L’Irs (l’Agenzia delle Entrate Usa) ha creato, nel 2018, una speciale unità per i crimini informatici, che ha effettuato, nell’anno, più di 500 perquisizioni e requisito quasi 2 miliardi di byte, 1.900 pc e 1.800 dispositivi mobile. In totale, un volume di 2 miliardi di dollari recuperati o posti sotto controllo delle autorità. L’Irs aveva iniziato a sviluppare un programma sperimentale sui crimini informatici per affrontare la crescita esponenziale della criminalità informatica, che ha impatto sui sistemi fiscali, finanziari ed economici, già dal 2015. E però solo nel 2018 è nata una effettiva ed autonoma Cyber Crime Unit (CCU), con sedi a Los Angeles e Washington D.C, composta da due gruppi operativi di agenti speciali. Naturalmente, come per tutti i tipi di crimini all’interno dell’area di responsabilità dell’Irs, gli agenti speciali che lavorano su indagini sui crimini informatici usano la stessa strategia “follow the money” già utilizzata in vari casi, tra cui Silk Road, Mt. Gox, Alphabay, BTC e Backpage.com.
In sostanza, nei 3 anni passati il fisco Usa ha esteso il suo campo d’intervento sulle seguenti tipologie di indagine: intrusione di dati, compromissione di e-mail aziendali, schemi di phishing, acquisizioni di conti bancari e perdita di dati; vendita, acquisto e compromissione di informazioni personali tramite Internet; schemi basati sull’impiego di valute virtuali e riciclaggio di denaro; proprietari, amministratori e grandi venditori connessi alle aree del “Dark web”; finanziamento del terrorismo tramite l’uso di moneta virtuale, reti di rete e altri mezzi online per raccogliere fondi, riciclare i proventi illegali e incanalare denaro per le organizzazioni terroristiche.

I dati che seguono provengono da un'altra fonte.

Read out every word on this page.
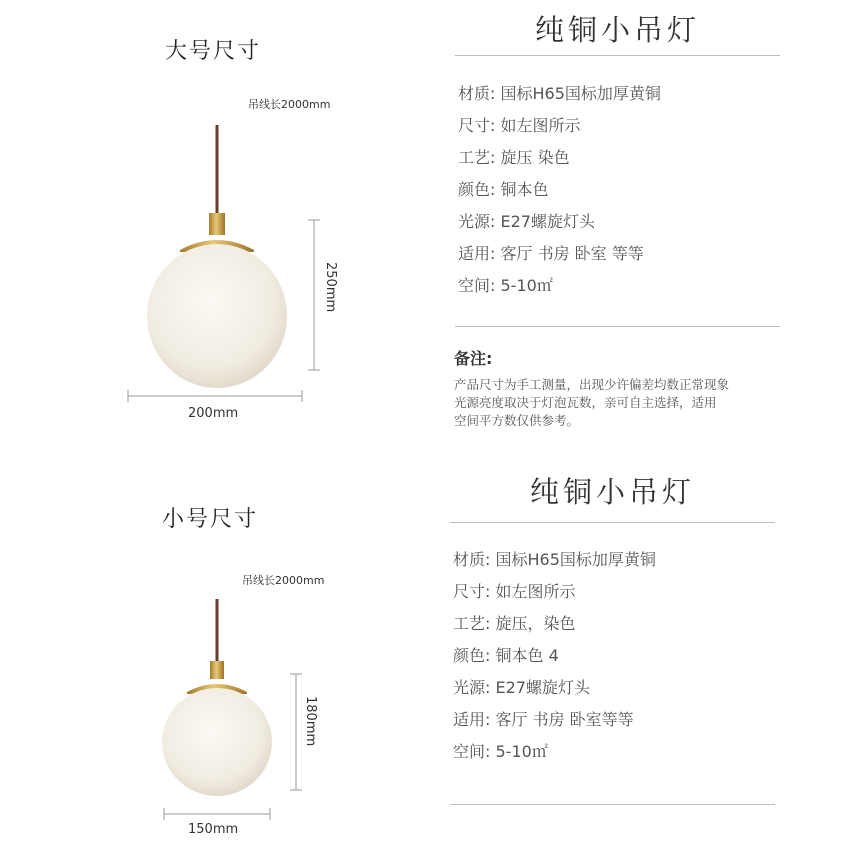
大号尺寸
吊线长2000mm
250mm
200mm
小号尺寸
吊线长2000mm
180mm
150mm
纯铜小吊灯
材质: 国标H65国标加厚黄铜
尺寸: 如左图所示
工艺: 旋压 染色
颜色: 铜本色
光源: E27螺旋灯头
适用: 客厅 书房 卧室 等等
空间: 5-10㎡
备注:
产品尺寸为手工测量，出现少许偏差均数正常现象
光源亮度取决于灯泡瓦数，亲可自主选择，适用
空间平方数仅供参考。
纯铜小吊灯
材质: 国标H65国标加厚黄铜
尺寸: 如左图所示
工艺: 旋压，染色
颜色: 铜本色 4
光源: E27螺旋灯头
适用: 客厅 书房 卧室等等
空间: 5-10㎡
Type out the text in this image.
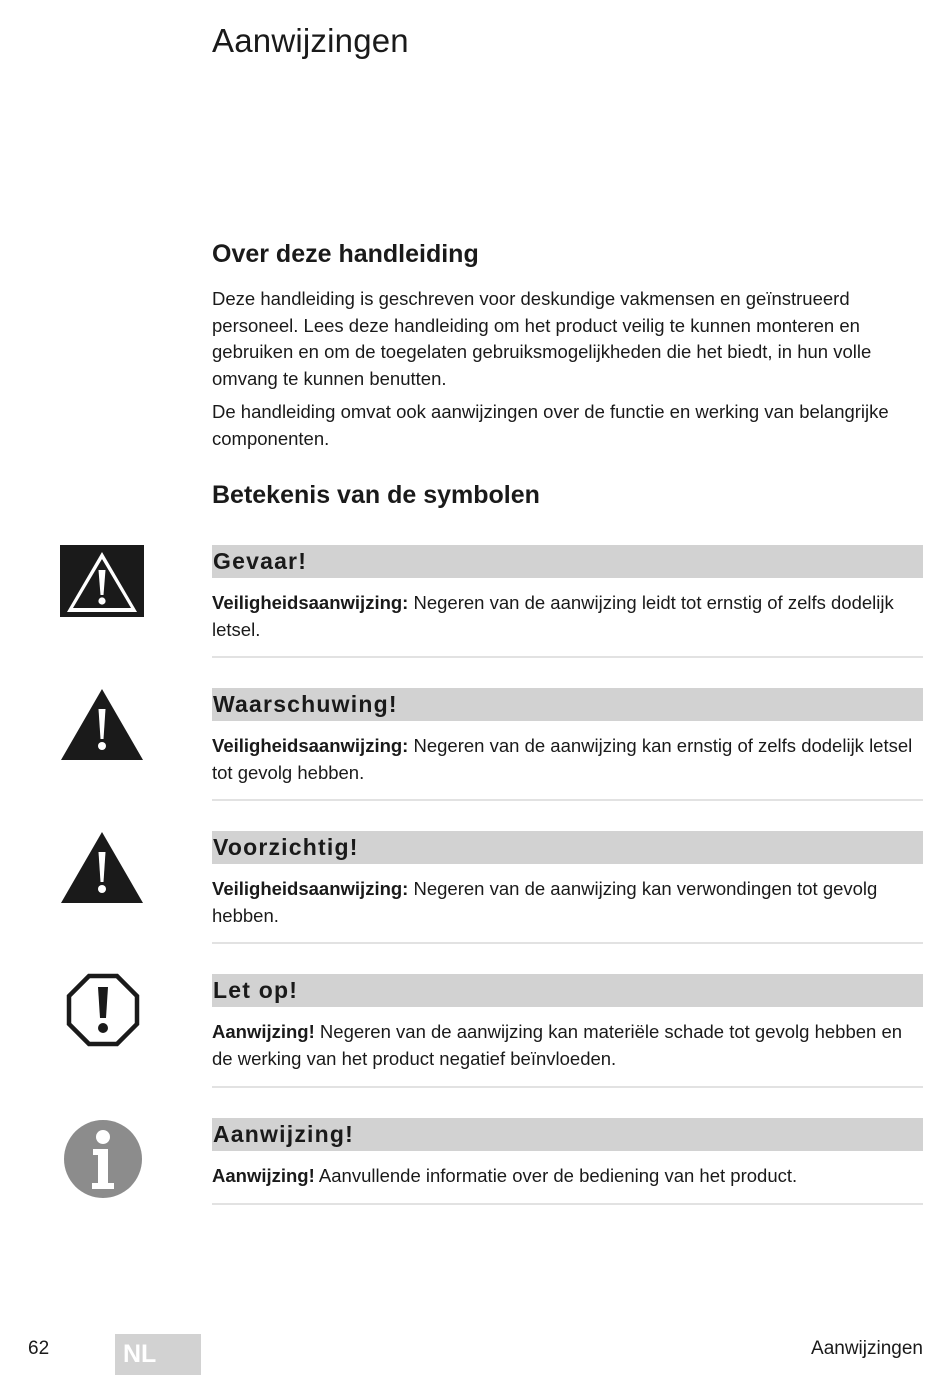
Aanwijzingen
Over deze handleiding

Deze handleiding is geschreven voor deskundige vakmensen en geïnstrueerd personeel. Lees deze handleiding om het product veilig te kunnen monteren en gebruiken en om de toegelaten gebruiksmogelijkheden die het biedt, in hun volle omvang te kunnen benutten.

De handleiding omvat ook aanwijzingen over de functie en werking van belangrijke componenten.

Betekenis van de symbolen
Gevaar!

Veiligheidsaanwijzing: Negeren van de aanwijzing leidt tot ernstig of zelfs dodelijk letsel.

Waarschuwing!

Veiligheidsaanwijzing: Negeren van de aanwijzing kan ernstig of zelfs dodelijk letsel tot gevolg hebben.

Voorzichtig!

Veiligheidsaanwijzing: Negeren van de aanwijzing kan verwondingen tot gevolg hebben.

Let op!

Aanwijzing! Negeren van de aanwijzing kan materiële schade tot gevolg hebben en de werking van het product negatief beïnvloeden.

Aanwijzing!

Aanwijzing! Aanvullende informatie over de bediening van het product.

62	NL	Aanwijzingen
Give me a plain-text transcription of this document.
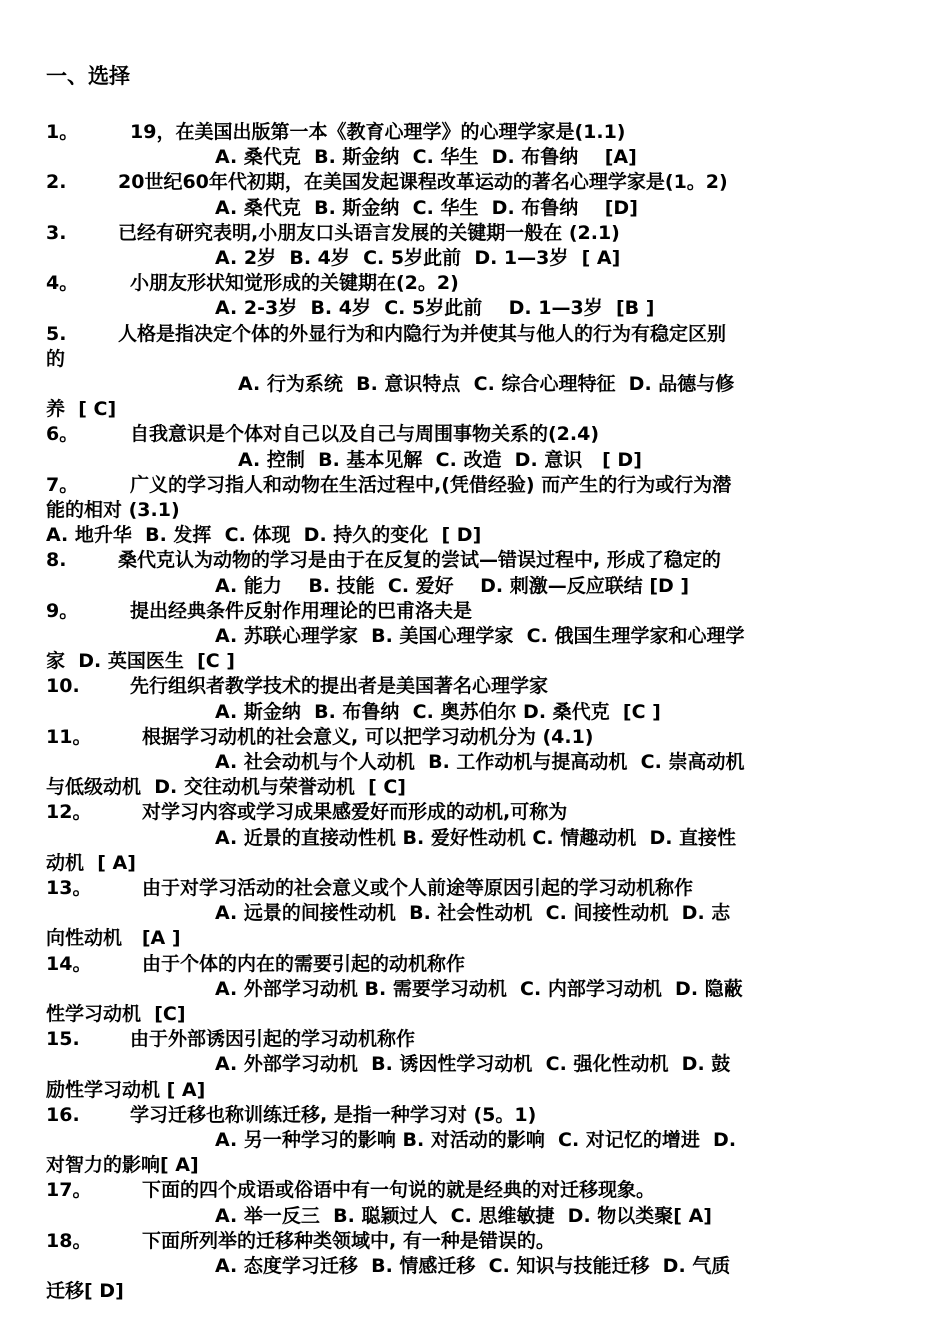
一、选择
1。	19，在美国出版第一本《教育心理学》的心理学家是(1.1)
A. 桑代克  B. 斯金纳  C. 华生  D. 布鲁纳    [A]
2.	20世纪60年代初期，在美国发起课程改革运动的著名心理学家是(1。2)
A. 桑代克  B. 斯金纳  C. 华生  D. 布鲁纳    [D]
3.	已经有研究表明,小朋友口头语言发展的关键期一般在 (2.1)
A. 2岁  B. 4岁  C. 5岁此前  D. 1—3岁  [ A]
4。	小朋友形状知觉形成的关键期在(2。2)
A. 2-3岁  B. 4岁  C. 5岁此前    D. 1—3岁  [B ]
5.	人格是指决定个体的外显行为和内隐行为并使其与他人的行为有稳定区别
的
A. 行为系统  B. 意识特点  C. 综合心理特征  D. 品德与修
养  [ C]
6。	自我意识是个体对自己以及自己与周围事物关系的(2.4)
A. 控制  B. 基本见解  C. 改造  D. 意识   [ D]
7。	广义的学习指人和动物在生活过程中,(凭借经验) 而产生的行为或行为潜
能的相对 (3.1)
A. 地升华  B. 发挥  C. 体现  D. 持久的变化  [ D]
8.	桑代克认为动物的学习是由于在反复的尝试—错误过程中, 形成了稳定的
A. 能力    B. 技能  C. 爱好    D. 刺激—反应联结 [D ]
9。	提出经典条件反射作用理论的巴甫洛夫是
A. 苏联心理学家  B. 美国心理学家  C. 俄国生理学家和心理学
家  D. 英国医生  [C ]
10.	先行组织者教学技术的提出者是美国著名心理学家
A. 斯金纳  B. 布鲁纳  C. 奥苏伯尔 D. 桑代克  [C ]
11。	根据学习动机的社会意义, 可以把学习动机分为 (4.1)
A. 社会动机与个人动机  B. 工作动机与提高动机  C. 崇高动机
与低级动机  D. 交往动机与荣誉动机  [ C]
12。	对学习内容或学习成果感爱好而形成的动机,可称为
A. 近景的直接动性机 B. 爱好性动机 C. 情趣动机  D. 直接性
动机  [ A]
13。	由于对学习活动的社会意义或个人前途等原因引起的学习动机称作
A. 远景的间接性动机  B. 社会性动机  C. 间接性动机  D. 志
向性动机   [A ]
14。	由于个体的内在的需要引起的动机称作
A. 外部学习动机 B. 需要学习动机  C. 内部学习动机  D. 隐蔽
性学习动机  [C]
15.	由于外部诱因引起的学习动机称作
A. 外部学习动机  B. 诱因性学习动机  C. 强化性动机  D. 鼓
励性学习动机 [ A]
16.	学习迁移也称训练迁移, 是指一种学习对 (5。1)
A. 另一种学习的影响 B. 对活动的影响  C. 对记忆的增进  D.
对智力的影响[ A]
17。	下面的四个成语或俗语中有一句说的就是经典的对迁移现象。
A. 举一反三  B. 聪颖过人  C. 思维敏捷  D. 物以类聚[ A]
18。	下面所列举的迁移种类领域中, 有一种是错误的。
A. 态度学习迁移  B. 情感迁移  C. 知识与技能迁移  D. 气质
迁移[ D]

E il tema sta assumendo ormai rilevanza anche in Italia per quanto attiene, ad esempio, al profilo del valore probatorio dei mezzi di prova digitali (come, ad esempio, la lista Falciani) e della documentazione extracontabile digitale in genere, laddove, già con la sent. n. 3388 del 12 febbraio 2010, Sez. tributaria, la Suprema Corte ha stabilito che le notizie e gli elementi desunti e legittimamente ricavati dall’esame dei supporti informatici e dai file elettronici, che contengono dati contabili ed extra-contabili, sono utilizzabili ai fini della determinazione e della rettifica del reddito. La documentazione extracontabile digitale, benché sia ontologicamente e giuridicamente equiparabile alla documentazione extracontabile analogica, appare caratterizzata da profili di peculiare problematicità. In particolare, appaiono delinearsi due distinte tematiche, strettamente interconnesse: da un lato, il tema dell’acquisizione “irrituale”; dall’altro lato, il fatto che l’acquisizione di documentazione extracontabile digitale richiede specifiche modalità procedurali di carattere tecnico.

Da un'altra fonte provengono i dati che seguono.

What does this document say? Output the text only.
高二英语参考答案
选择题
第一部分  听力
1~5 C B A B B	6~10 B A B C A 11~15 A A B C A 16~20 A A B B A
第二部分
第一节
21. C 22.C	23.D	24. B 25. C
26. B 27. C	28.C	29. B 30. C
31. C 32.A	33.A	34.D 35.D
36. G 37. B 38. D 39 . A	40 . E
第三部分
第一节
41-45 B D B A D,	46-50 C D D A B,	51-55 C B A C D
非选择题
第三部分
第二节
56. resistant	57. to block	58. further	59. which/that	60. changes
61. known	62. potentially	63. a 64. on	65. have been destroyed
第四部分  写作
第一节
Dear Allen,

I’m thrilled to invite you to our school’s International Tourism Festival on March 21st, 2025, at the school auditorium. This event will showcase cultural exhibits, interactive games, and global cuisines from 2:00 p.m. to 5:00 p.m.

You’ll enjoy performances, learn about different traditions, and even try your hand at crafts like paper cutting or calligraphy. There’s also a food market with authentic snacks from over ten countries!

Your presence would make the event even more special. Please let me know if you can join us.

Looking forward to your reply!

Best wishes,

Procedere all’estrazione di file da supporti informatici è, infatti, un’operazione non certo equiparabile, per complessità e natura, all’acquisizione di un documento analogico, anche considerato che dalla documentazione acquisita nel corso di una verifica fiscale possono emergere anche risultanze penalmente rilevanti. Pertanto, andrebbe garantita, sin dall’esercizio dei poteri di polizia tributaria (per esempio, nell’ambito delle verifiche dell’Agenzia delle Entrate), la messa in atto di accorgimenti tecnici atti a garantire, poi anche in sede penale, la piena utilizzabilità delle evidenze digitali. Solo con procedure chiare e specifiche garanzie la documentazione extracontabile digitale avrà, quindi, un indubbio valore probatorio e potrà essere utilizzata a fini sia tributari sia penali. Come, infatti, hanno capito negli Usa.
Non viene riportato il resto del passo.